Es handelt sich um Naturschutzgebiete, die gleichzeitig als FFH-Gebiet gemeldet wurden und im Wesentlichen im ehemaligen innerdeutschen Grenzstreifen liegen. Die Grundstücke sind den Halbtrockenrasen
zuzuordnen. Ab Mitte der 90er Jahre wurden die Flächen nur noch sporadisch bewirtschaftet. Ein Teil wird seit 1995 unregelmäßig
durch einen ortsansässigen landwirtschaftlichen Betrieb mit Schafen und Ziegen beweidet. Der andere (größere) Teil konnte nicht beweidet werden, da die Grundeigentümer nicht zustimmten. Dadurch
entstanden quasi “Sperrgrundstücke”, die eine durchgängige Beweidung des Gebietes unmöglich machten.
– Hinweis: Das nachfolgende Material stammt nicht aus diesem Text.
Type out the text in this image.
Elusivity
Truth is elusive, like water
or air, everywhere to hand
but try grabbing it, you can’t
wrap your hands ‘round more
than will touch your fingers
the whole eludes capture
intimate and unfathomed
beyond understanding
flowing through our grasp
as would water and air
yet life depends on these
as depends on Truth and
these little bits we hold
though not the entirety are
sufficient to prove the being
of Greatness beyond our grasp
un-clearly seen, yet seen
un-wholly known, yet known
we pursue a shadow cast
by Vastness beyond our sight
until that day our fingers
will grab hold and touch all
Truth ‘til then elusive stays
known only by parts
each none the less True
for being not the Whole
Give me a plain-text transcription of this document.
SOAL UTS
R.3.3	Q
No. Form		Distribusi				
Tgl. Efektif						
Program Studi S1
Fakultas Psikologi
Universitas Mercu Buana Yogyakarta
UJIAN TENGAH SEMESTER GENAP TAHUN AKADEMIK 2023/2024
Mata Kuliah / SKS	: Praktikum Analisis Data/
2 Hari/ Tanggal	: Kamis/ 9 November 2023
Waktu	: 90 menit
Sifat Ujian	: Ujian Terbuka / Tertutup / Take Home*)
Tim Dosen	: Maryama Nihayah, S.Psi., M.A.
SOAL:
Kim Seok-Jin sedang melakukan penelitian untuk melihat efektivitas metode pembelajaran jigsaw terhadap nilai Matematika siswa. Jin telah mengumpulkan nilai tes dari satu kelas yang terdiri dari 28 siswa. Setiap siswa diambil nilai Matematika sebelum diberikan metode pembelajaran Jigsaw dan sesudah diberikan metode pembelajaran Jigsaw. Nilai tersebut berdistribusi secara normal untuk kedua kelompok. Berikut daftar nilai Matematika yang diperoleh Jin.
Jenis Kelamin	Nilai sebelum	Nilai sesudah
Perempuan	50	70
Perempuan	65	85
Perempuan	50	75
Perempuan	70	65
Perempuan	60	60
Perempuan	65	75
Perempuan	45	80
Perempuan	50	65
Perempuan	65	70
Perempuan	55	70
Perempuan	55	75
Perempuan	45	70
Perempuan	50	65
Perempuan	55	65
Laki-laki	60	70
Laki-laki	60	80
In der Folge verbuschten große
Flächen der wertvollen Halbtrockenrasen. Durch die Förderung der Stiftung kann diese Situation verändert werden, da sich dann nahezu alle
Flächen des NSG “Magerrasen bei Emstadt und Itzaue” in öffentlicher Hand bzw. in der Hand von Naturschutzverbänden befinden werden. Nach einer großflächigen Erstpflege sollen die Flächen zukünftig
durchgängig beweidet werden können.

Anmerkung: dieses Zitat - download am 26.04.11 soll daran erinnern, dass auch jenseits der Landesgrenze Naturschutz betrieben wird - das dortige Gebiet schliesst sich an das hiesige “Feuchtgebiete um Rottenbach “ an.